Introduction: In 2012, Belgian Development Agency (BTC), at the request of Benin Authorities, introduced a Results-Based Financing (RBF) mechanism in two Regions to improve health system performance. The purpose is to grant subsidies to providers and managers of care and services on a performance basis. Two regional steering committees (SC) chaired by mayors have been set up with health care and civil society representatives. Mayors were given the position of buyer of performances on behalf of beneficiaries. The aim is to study the institutional arrangements for the management of BTC's RBF at the decentralized level in relation to its effectiveness in the context of supply/demand dialogue, community empowerment, better coordination between local Governments and Health, and improving care quality. Methods: This is a cross-sectional study with retrospective and prospective data collection. The study population is made up of players involved in the RBF. Data collection was carried out through the documentary review of the RBF experiences in Benin. The analysis was conducted by identifying the strengths, weaknesses, opportunities and threats of the SC at the decentralized level.
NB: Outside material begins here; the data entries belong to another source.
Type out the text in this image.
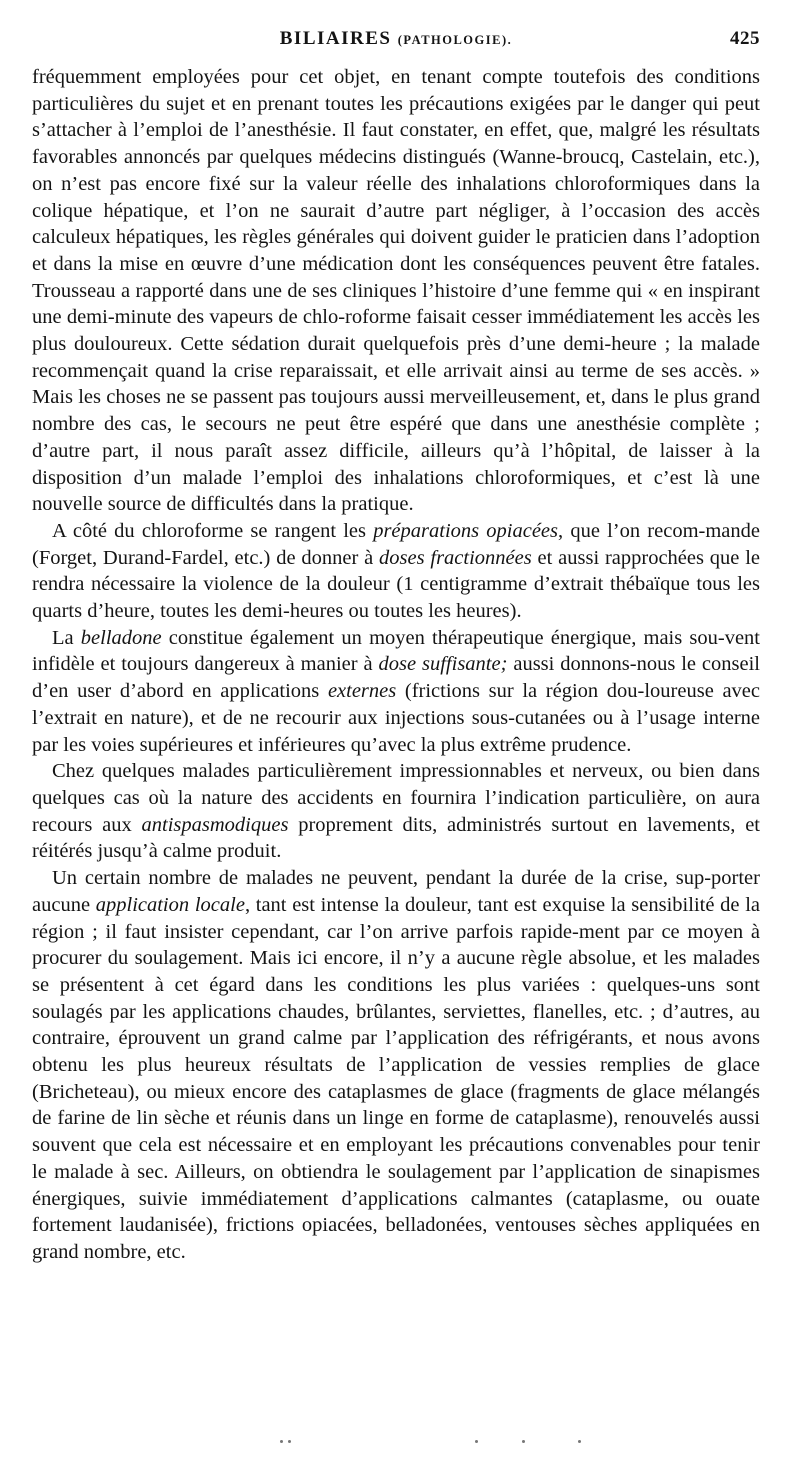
BILIAIRES (PATHOLOGIE).	425

fréquemment employées pour cet objet, en tenant compte toutefois des conditions particulières du sujet et en prenant toutes les précautions exigées par le danger qui peut s’attacher à l’emploi de l’anesthésie. Il faut constater, en effet, que, malgré les résultats favorables annoncés par quelques médecins distingués (Wanne-broucq, Castelain, etc.), on n’est pas encore fixé sur la valeur réelle des inhalations chloroformiques dans la colique hépatique, et l’on ne saurait d’autre part négliger, à l’occasion des accès calculeux hépatiques, les règles générales qui doivent guider le praticien dans l’adoption et dans la mise en œuvre d’une médication dont les conséquences peuvent être fatales. Trousseau a rapporté dans une de ses cliniques l’histoire d’une femme qui « en inspirant une demi-minute des vapeurs de chlo-roforme faisait cesser immédiatement les accès les plus douloureux. Cette sédation durait quelquefois près d’une demi-heure ; la malade recommençait quand la crise reparaissait, et elle arrivait ainsi au terme de ses accès. » Mais les choses ne se passent pas toujours aussi merveilleusement, et, dans le plus grand nombre des cas, le secours ne peut être espéré que dans une anesthésie complète ; d’autre part, il nous paraît assez difficile, ailleurs qu’à l’hôpital, de laisser à la disposition d’un malade l’emploi des inhalations chloroformiques, et c’est là une nouvelle source de difficultés dans la pratique.

A côté du chloroforme se rangent les préparations opiacées, que l’on recom-mande (Forget, Durand-Fardel, etc.) de donner à doses fractionnées et aussi rapprochées que le rendra nécessaire la violence de la douleur (1 centigramme d’extrait thébaïque tous les quarts d’heure, toutes les demi-heures ou toutes les heures).

La belladone constitue également un moyen thérapeutique énergique, mais sou-vent infidèle et toujours dangereux à manier à dose suffisante; aussi donnons-nous le conseil d’en user d’abord en applications externes (frictions sur la région dou-loureuse avec l’extrait en nature), et de ne recourir aux injections sous-cutanées ou à l’usage interne par les voies supérieures et inférieures qu’avec la plus extrême prudence.

Chez quelques malades particulièrement impressionnables et nerveux, ou bien dans quelques cas où la nature des accidents en fournira l’indication particulière, on aura recours aux antispasmodiques proprement dits, administrés surtout en lavements, et réitérés jusqu’à calme produit.

Un certain nombre de malades ne peuvent, pendant la durée de la crise, sup-porter aucune application locale, tant est intense la douleur, tant est exquise la sensibilité de la région ; il faut insister cependant, car l’on arrive parfois rapide-ment par ce moyen à procurer du soulagement. Mais ici encore, il n’y a aucune règle absolue, et les malades se présentent à cet égard dans les conditions les plus variées : quelques-uns sont soulagés par les applications chaudes, brûlantes, serviettes, flanelles, etc. ; d’autres, au contraire, éprouvent un grand calme par l’application des réfrigérants, et nous avons obtenu les plus heureux résultats de l’application de vessies remplies de glace (Bricheteau), ou mieux encore des cataplasmes de glace (fragments de glace mélangés de farine de lin sèche et réunis dans un linge en forme de cataplasme), renouvelés aussi souvent que cela est nécessaire et en employant les précautions convenables pour tenir le malade à sec. Ailleurs, on obtiendra le soulagement par l’application de sinapismes énergiques, suivie immédiatement d’applications calmantes (cataplasme, ou ouate fortement laudanisée), frictions opiacées, belladonées, ventouses sèches appliquées en grand nombre, etc.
Results: Regular meetings of the SC focuses henceforth on the resolution of concrete problems through a constructive dialogue between supply and demand; Community participation has shifted from information to co-decision making; Enhanced accountability: providers and managers report on their performance to the reporting line, mayors and the Civil Society; The presence of the Civil Society and the mayors ensures compliance with the principle of performance-based payment and contributes to the fight against fraud and impunity; Complaints management data and community verification feed into the supervision of the Health zone management team; Progressive financing of the SC functioning by the municipalities and; Improving satisfaction of health services users. Conclusions: SC at the decentralized level promotes stakeholder engagement for people's access to health care; It shows the need for a permanent framework of exchanges among players at the decentralized level to improve the provision of care; Involvement of mayors in a process of improving care quality and at a decision-making level is a guarantee of responsibility and community involvement.